Au fond, chaque fois que je décide de m’en foutre, je me sens plus légère. Et j’ai tant besoin de cette légèreté pour me rendre jusqu’à demain. Et demain, tout sera à recommencer…
Mais, ça, vous le savez ! Right ?
Donc, pour le moment, et pour une période de 15 jours, je suis seule.
Je n’ai que ma propre personne à ramasser et nettoyer, et j’ai cette étrange sensation d’être une imposture. Comme si ce n’était pas ma vie ou comme si ce n’était pas permis.
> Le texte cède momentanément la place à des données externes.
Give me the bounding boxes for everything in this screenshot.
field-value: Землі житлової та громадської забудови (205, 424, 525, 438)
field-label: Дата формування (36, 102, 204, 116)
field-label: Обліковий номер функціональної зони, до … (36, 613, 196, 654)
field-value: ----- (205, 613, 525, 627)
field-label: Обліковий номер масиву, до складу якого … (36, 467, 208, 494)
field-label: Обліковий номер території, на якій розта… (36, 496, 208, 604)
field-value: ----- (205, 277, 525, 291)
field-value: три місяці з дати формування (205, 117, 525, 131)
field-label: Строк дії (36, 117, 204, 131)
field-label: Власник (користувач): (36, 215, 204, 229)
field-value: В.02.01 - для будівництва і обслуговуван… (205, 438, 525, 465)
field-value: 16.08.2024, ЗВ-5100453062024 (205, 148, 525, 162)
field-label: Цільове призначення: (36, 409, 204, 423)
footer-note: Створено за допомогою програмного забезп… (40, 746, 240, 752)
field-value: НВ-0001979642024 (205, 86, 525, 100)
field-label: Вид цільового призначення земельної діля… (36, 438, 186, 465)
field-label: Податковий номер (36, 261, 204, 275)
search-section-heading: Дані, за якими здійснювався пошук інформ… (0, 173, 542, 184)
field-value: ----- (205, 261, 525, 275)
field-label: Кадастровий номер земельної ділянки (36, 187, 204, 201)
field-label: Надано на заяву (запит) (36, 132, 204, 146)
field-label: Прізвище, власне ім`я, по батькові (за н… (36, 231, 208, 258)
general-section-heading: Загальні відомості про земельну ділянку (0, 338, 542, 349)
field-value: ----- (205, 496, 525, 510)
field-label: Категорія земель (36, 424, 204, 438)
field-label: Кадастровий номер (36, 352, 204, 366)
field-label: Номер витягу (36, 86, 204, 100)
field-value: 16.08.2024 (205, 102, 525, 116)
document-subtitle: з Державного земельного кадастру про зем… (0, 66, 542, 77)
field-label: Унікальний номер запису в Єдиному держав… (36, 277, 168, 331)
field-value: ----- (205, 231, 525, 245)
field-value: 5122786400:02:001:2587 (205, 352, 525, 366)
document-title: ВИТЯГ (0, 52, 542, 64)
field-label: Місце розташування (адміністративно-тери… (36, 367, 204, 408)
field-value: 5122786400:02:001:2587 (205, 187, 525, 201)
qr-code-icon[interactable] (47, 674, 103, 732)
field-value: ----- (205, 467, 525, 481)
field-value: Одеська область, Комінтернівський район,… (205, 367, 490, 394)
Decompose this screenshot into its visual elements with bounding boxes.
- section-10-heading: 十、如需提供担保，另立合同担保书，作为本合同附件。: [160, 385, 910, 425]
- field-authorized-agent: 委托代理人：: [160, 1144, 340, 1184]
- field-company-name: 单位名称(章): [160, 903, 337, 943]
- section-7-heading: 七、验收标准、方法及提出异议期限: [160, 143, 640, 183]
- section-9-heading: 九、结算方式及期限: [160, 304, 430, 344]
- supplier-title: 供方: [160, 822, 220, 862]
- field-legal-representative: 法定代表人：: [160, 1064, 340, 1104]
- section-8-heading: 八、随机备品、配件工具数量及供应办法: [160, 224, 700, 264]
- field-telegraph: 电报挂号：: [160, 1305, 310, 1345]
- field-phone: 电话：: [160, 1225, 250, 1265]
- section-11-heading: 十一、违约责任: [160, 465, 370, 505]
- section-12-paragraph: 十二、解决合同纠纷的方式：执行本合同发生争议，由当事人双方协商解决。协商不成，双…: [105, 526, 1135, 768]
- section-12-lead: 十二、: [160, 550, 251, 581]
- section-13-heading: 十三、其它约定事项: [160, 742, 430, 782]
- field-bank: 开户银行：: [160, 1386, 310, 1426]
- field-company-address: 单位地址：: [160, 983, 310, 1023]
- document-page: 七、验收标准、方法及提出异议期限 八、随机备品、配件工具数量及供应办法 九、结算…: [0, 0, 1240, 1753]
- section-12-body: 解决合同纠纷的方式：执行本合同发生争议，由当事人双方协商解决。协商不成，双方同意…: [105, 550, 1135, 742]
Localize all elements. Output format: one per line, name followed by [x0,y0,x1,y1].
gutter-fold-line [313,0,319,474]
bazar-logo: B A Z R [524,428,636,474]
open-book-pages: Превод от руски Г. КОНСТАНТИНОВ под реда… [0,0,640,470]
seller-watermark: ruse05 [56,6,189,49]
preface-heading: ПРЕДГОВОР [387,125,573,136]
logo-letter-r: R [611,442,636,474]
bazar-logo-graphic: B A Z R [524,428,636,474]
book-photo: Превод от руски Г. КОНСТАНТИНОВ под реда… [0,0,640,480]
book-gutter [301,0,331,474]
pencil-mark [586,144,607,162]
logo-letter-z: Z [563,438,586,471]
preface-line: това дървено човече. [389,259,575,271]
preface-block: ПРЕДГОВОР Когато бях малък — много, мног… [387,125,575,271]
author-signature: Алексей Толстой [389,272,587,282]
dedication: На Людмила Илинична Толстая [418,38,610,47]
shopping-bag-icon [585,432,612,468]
Curieux, n’est-ce pas ?
Être mère est vraiment un concept plus grand que moi.

Ça me dépasse, quand je pense que je comprends, je me rends compte que je ne sais pas grand-chose.
C’est pourquoi j’ai autant de questions aujourd’hui.
J’ai envie qu’on se rapproche, qu’on s’unisse dans cette grande et mystérieuse aventure qu’est la maternité.
Et si …
Et si on y répondait à ces questions, sans se juger soi-même ou les autres ?
Et si on l’admettait ouvertement que, bien souvent, on ne l’a pas l’affaire ? Qu’on ne maîtrise pas notre vie comme on le souhaiterait.
Et si on arrêtait de se vendre l’illusion que c’est même possible !?
Et si on sortait de ce moule intergénérationnel de bien paraître ? À quoi ça sert de toute façon ?
Moi je constate qu’aujourd’hui on vit dans un monde où il est si facile de laisser croire ce qu’on veut à ceux qui ne nous connaissent pas.
Je crois aussi qu’il y a bien plus de réconfort collectif dans le fait de se montrer vrai, « raw », authentique.
À mon humble avis, c’est précisément ça que le monde a désespérément besoin. Notre humanité, c’est justement ce qui est notre beauté.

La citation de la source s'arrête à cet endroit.